One of the main advantages of digital photography over film photography, at least in my mind, is the ability to view the histogram shortly after taking the shot. While viewing the image on the LCD is obviously an advantage as well, it’s difficult to tell if the shot actually turned out based on a small image on a 2-3″ LCD.
An example histogram from Luminous Landscape
A histogram shows you how many pixels in the image (shown on the vertical axis) are at each intensity level (0-255 typically, shown on the horizontal axis). If the histogram is bunched to the left, that typically means the image contains mostly low intensity values, and is probably underexposed. If the histogram contains a tail that runs off the right-hand side, that typically means there are pixels in the image that are overexposed. You can typically recover information from the shadows, but it is impossible to recover information that is overexposed, so it is commonly known in photography that it is better to underexpose than it is to overexpose.

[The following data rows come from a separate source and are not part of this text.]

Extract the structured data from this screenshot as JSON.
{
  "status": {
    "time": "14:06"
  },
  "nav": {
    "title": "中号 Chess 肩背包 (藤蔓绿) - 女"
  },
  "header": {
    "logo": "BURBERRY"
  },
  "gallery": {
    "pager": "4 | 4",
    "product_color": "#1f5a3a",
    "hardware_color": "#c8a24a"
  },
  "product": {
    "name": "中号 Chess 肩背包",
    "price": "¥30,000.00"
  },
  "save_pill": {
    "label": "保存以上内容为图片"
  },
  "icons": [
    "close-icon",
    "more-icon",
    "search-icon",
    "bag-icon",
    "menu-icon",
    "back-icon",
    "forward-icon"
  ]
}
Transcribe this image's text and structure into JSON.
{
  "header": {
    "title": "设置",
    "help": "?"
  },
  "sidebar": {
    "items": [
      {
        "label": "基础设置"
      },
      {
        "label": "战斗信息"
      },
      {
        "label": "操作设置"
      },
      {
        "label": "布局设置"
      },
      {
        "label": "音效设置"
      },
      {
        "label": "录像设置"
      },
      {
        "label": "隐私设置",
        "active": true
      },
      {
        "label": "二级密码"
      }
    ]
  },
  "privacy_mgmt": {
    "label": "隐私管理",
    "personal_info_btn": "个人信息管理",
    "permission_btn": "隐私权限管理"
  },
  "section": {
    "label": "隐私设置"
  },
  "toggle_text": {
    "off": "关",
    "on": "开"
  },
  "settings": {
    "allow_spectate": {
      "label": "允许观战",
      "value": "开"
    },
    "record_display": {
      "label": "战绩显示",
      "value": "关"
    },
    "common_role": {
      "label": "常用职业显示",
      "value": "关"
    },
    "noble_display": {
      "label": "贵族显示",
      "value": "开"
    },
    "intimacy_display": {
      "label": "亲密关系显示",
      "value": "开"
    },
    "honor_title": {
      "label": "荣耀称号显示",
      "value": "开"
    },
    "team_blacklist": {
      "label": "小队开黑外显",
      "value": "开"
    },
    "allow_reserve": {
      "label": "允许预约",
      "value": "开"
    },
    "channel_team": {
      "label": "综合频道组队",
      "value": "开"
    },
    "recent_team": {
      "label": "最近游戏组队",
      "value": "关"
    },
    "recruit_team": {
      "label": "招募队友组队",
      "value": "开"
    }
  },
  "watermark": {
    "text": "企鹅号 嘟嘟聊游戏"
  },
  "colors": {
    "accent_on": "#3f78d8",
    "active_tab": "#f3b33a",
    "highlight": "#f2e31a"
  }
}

Due to the digital nature of image capture on a CCD or CMOS, a lot more information is recorded at large intensity values than at smaller ones. Therefore, a rule of thumb in digital photography is to attempt to get the histogram as far to the right as possible without forcing the tail off the right hand side.
The histogram is a very valuable tool for anyone who is serious about photography, since it allows you to quickly determine if the image was over or under exposed. Almost every digital camera has the ability to show this information, so if you aren’t familiar with it, you should check your camera and familiarize yourself with it.